Олег бы откушал и то, и другое, и третье, да еще и добавки попросил, но увы, Ревина так скривила лицо после упоминания горохового супа, что сразу стало ясно — накрылся обед. То ли не любила она его, то ли какие-то неприятные воспоминания с этим блюдом у нее были связаны. Да и Францев не горел желанием тратить время, потому вскоре «четверка» с сотрудниками покинула территорию больницы.
— И все-таки одно мне непонятно, — не смог удержать Олег в себе мысль, которая начала вертеться в голове сразу после того, как Францев зачитал описи.
— Что именно? — вместо начальника отчего-то ответила Ленуська.
— Как серьги так быстро меняли владелиц? Тем более что тут еще и не все из них лежат, какие-то в Сербского находятся. А временной лаг невелик — каких-то полтора года. Интервалы маленькие совсем выходят.
— Хороший и умный вопрос, — похвалил подчиненного Францев. — Исчерпывающе точно я тебе не отвечу, но предположить могу. Сразу отметаем сказки в стиле Толкиена. Эти серьги не кольцо всевластия из книжки, своей волей они не обладают и хозяев не выбирают. Но есть еще один общий
— Да, скажи! — поддакнула сзади Ревина. — Я вот знаю!
— И я тоже, — пожал плечами Ровнин. — Все пострадавшие военные.
— Именно, — благожелательно кивнул Аркадий Николаевич. — А военные, Олежка, каста. Всегда так было и всегда так будет. И каста эта сегодня в не меньшем загоне, чем мы, милиция или Лева со своим домом скорби. Денег нет, сокращения, везде бардак. В Москве и на границе еще туда-сюда службу нести, а в дальних гарнизонах такое творится — лучше вам не знать. И никто из пострадавших в эти гарнизоны попасть не хочет, а между тем после столь громкого инцидента подобное запросто может случиться. У кадровиков ведь всегда стоит очередь из желающих занять свободное место в столице. Хоть какое, лишь бы лишь бы. И на тебе — такой повод. Ну да, сам офицер ни при чем вроде, но если толковый кадровик правильно все раскрутит, то запросто из мухи слона сделает. Вот и шли серьги спешно в продажу по сходной цене для того, чтобы дело развалить. Ну или вообще прикрыть. Сами же знаете, как подобное делается.
— Мы — нет, — мигом заявила Лена. — Да, Олежка?
— Да-да, — подтвердил юноша. — То есть — нет-нет.

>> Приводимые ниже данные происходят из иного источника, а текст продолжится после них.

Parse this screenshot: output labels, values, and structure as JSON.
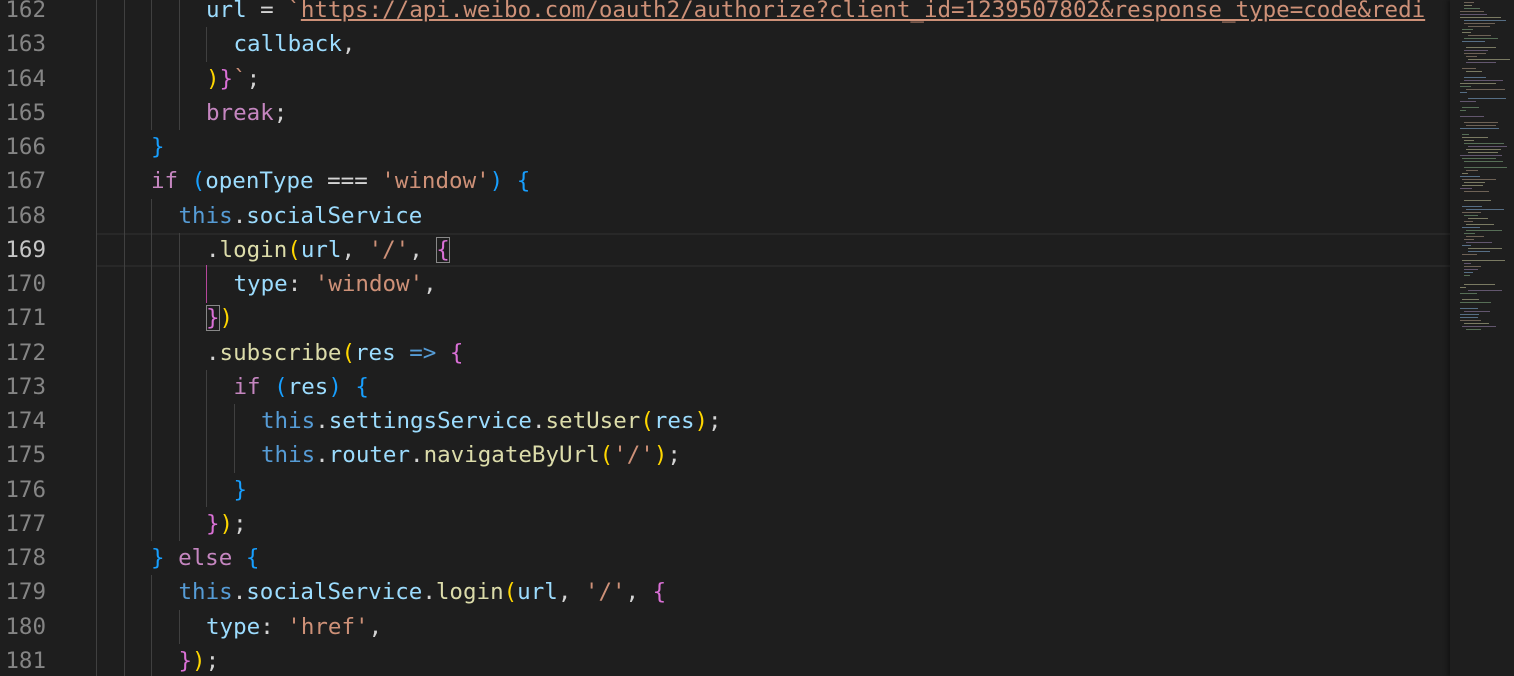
{
  "editor": {
    "current_line": 169,
    "lines": [
      {
        "n": "162",
        "indent": 4,
        "tokens": [
          [
            "t-var",
            "url"
          ],
          [
            "t-op",
            " = "
          ],
          [
            "t-str",
            "`"
          ],
          [
            "t-url",
            "https://api.weibo.com/oauth2/authorize?client_id=1239507802&response_type=code&redi"
          ]
        ]
      },
      {
        "n": "163",
        "indent": 5,
        "tokens": [
          [
            "t-var",
            "callback"
          ],
          [
            "t-op",
            ","
          ]
        ]
      },
      {
        "n": "164",
        "indent": 4,
        "tokens": [
          [
            "t-b1",
            ")"
          ],
          [
            "t-b2",
            "}"
          ],
          [
            "t-str",
            "`"
          ],
          [
            "t-op",
            ";"
          ]
        ]
      },
      {
        "n": "165",
        "indent": 4,
        "tokens": [
          [
            "t-ctrl",
            "break"
          ],
          [
            "t-op",
            ";"
          ]
        ]
      },
      {
        "n": "166",
        "indent": 2,
        "tokens": [
          [
            "t-b3",
            "}"
          ]
        ]
      },
      {
        "n": "167",
        "indent": 2,
        "tokens": [
          [
            "t-ctrl",
            "if"
          ],
          [
            "t-op",
            " "
          ],
          [
            "t-b3",
            "("
          ],
          [
            "t-var",
            "openType"
          ],
          [
            "t-op",
            " === "
          ],
          [
            "t-str",
            "'window'"
          ],
          [
            "t-b3",
            ")"
          ],
          [
            "t-op",
            " "
          ],
          [
            "t-b3",
            "{"
          ]
        ]
      },
      {
        "n": "168",
        "indent": 3,
        "tokens": [
          [
            "t-kw",
            "this"
          ],
          [
            "t-op",
            "."
          ],
          [
            "t-var",
            "socialService"
          ]
        ]
      },
      {
        "n": "169",
        "indent": 4,
        "tokens": [
          [
            "t-op",
            "."
          ],
          [
            "t-fn",
            "login"
          ],
          [
            "t-b1",
            "("
          ],
          [
            "t-var",
            "url"
          ],
          [
            "t-op",
            ", "
          ],
          [
            "t-str",
            "'/'"
          ],
          [
            "t-op",
            ", "
          ],
          [
            "t-b2 bm",
            "{"
          ]
        ]
      },
      {
        "n": "170",
        "indent": 5,
        "tokens": [
          [
            "t-var",
            "type"
          ],
          [
            "t-op",
            ": "
          ],
          [
            "t-str",
            "'window'"
          ],
          [
            "t-op",
            ","
          ]
        ]
      },
      {
        "n": "171",
        "indent": 4,
        "tokens": [
          [
            "t-b2 bm",
            "}"
          ],
          [
            "t-b1",
            ")"
          ]
        ]
      },
      {
        "n": "172",
        "indent": 4,
        "tokens": [
          [
            "t-op",
            "."
          ],
          [
            "t-fn",
            "subscribe"
          ],
          [
            "t-b1",
            "("
          ],
          [
            "t-var",
            "res"
          ],
          [
            "t-op",
            " "
          ],
          [
            "t-arrow",
            "=>"
          ],
          [
            "t-op",
            " "
          ],
          [
            "t-b2",
            "{"
          ]
        ]
      },
      {
        "n": "173",
        "indent": 5,
        "tokens": [
          [
            "t-ctrl",
            "if"
          ],
          [
            "t-op",
            " "
          ],
          [
            "t-b3",
            "("
          ],
          [
            "t-var",
            "res"
          ],
          [
            "t-b3",
            ")"
          ],
          [
            "t-op",
            " "
          ],
          [
            "t-b3",
            "{"
          ]
        ]
      },
      {
        "n": "174",
        "indent": 6,
        "tokens": [
          [
            "t-kw",
            "this"
          ],
          [
            "t-op",
            "."
          ],
          [
            "t-var",
            "settingsService"
          ],
          [
            "t-op",
            "."
          ],
          [
            "t-fn",
            "setUser"
          ],
          [
            "t-b1",
            "("
          ],
          [
            "t-var",
            "res"
          ],
          [
            "t-b1",
            ")"
          ],
          [
            "t-op",
            ";"
          ]
        ]
      },
      {
        "n": "175",
        "indent": 6,
        "tokens": [
          [
            "t-kw",
            "this"
          ],
          [
            "t-op",
            "."
          ],
          [
            "t-var",
            "router"
          ],
          [
            "t-op",
            "."
          ],
          [
            "t-fn",
            "navigateByUrl"
          ],
          [
            "t-b1",
            "("
          ],
          [
            "t-str",
            "'/'"
          ],
          [
            "t-b1",
            ")"
          ],
          [
            "t-op",
            ";"
          ]
        ]
      },
      {
        "n": "176",
        "indent": 5,
        "tokens": [
          [
            "t-b3",
            "}"
          ]
        ]
      },
      {
        "n": "177",
        "indent": 4,
        "tokens": [
          [
            "t-b2",
            "}"
          ],
          [
            "t-b1",
            ")"
          ],
          [
            "t-op",
            ";"
          ]
        ]
      },
      {
        "n": "178",
        "indent": 2,
        "tokens": [
          [
            "t-b3",
            "}"
          ],
          [
            "t-op",
            " "
          ],
          [
            "t-ctrl",
            "else"
          ],
          [
            "t-op",
            " "
          ],
          [
            "t-b3",
            "{"
          ]
        ]
      },
      {
        "n": "179",
        "indent": 3,
        "tokens": [
          [
            "t-kw",
            "this"
          ],
          [
            "t-op",
            "."
          ],
          [
            "t-var",
            "socialService"
          ],
          [
            "t-op",
            "."
          ],
          [
            "t-fn",
            "login"
          ],
          [
            "t-b1",
            "("
          ],
          [
            "t-var",
            "url"
          ],
          [
            "t-op",
            ", "
          ],
          [
            "t-str",
            "'/'"
          ],
          [
            "t-op",
            ", "
          ],
          [
            "t-b2",
            "{"
          ]
        ]
      },
      {
        "n": "180",
        "indent": 4,
        "tokens": [
          [
            "t-var",
            "type"
          ],
          [
            "t-op",
            ": "
          ],
          [
            "t-str",
            "'href'"
          ],
          [
            "t-op",
            ","
          ]
        ]
      },
      {
        "n": "181",
        "indent": 3,
        "tokens": [
          [
            "t-b2",
            "}"
          ],
          [
            "t-b1",
            ")"
          ],
          [
            "t-op",
            ";"
          ]
        ]
      }
    ]
  }
}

— Ну, а поскольку военные — это каста, то и продавали серьги они своим же. Знакомым, знакомым знакомых и так далее. И все начиналось по новой. Конечно, если задасться целью, можно проследить каждый переход предмета из рук в руки, но зачем? Ничего уже не изменится. Тут важен главный факт — выявили? Выявили. Изъяли? Изъяли. Остальное — частности, которые нам безразличны. Хотя понять, откуда ноги у этих сережек изначально растут, обязательно нужно, потому мы сейчас подъедем к кое-кому, кто в таких вещах сведущ. Еще вопросы?
— А такую штуку можно как-то… — Олег запнулся, потому что не сразу подобрал нужное слово. — Нейтрализовать?
— Можно. Но уже нельзя. Елена верно сказала — подобные вещи по зубам только обладателям узкой специализации, таким, которые могут проникнуть в самую глубь явления, достучаться до, условно говоря, души предмета. Имя им — Хранители кладов. А что случилось с последним из них, ты сам знаешь. Так что лежать сим серьгам в нашем хранилище, где они никому навредить точно не смогут, до той поры, пока новый Хранитель в Москве не появится. У меня и шкатулочка для них имеется. Эйлер, что в шестидесятых годах отделом руководил, сильно дружил с начальником оперчасти одной колонии в Ростовской области, а подопечные этого «кума» для нужд народного хозяйства разные изделия из дерева клепали. Вот Лев Арвидович и заказал тысячу шкатулок разных размеров, как раз для подобных нужд. Очень ему качество и цена понравились. Им — план и премия, а нам этих запасов еще лет на пятьдесят хватит, если не больше. Тем более что и уже занятые шкатулки нет-нет да и освобождаются.
— Забавно, — признал Ровнин. — И еще вопрос можно?
— Какой у тебя пытливый ум, Олежка, — то ли в шутку, то ли всерьез заметила Ревина. — Если тебя не убьют, то точно я спор у Баженова выиграю.
— Спрашивай, — разрешил Францев.
— Почему эти серьги только сейчас сработали? До того ведь ничего подобного не происходило. Просто Либман раньше бы заметил, с его бдительностью.
— А самому подумать? — осведомилась у него Елена, особо не скрывая нотки язвительности.
— Ты сейчас неправа, — осек ее начальник. — У него не все вводные в наличии. Понимаешь, Олег, я на девяносто девять процентов уверен, что проклятие на предмет вольно или невольно наложила женщина. И действует оно только на них же.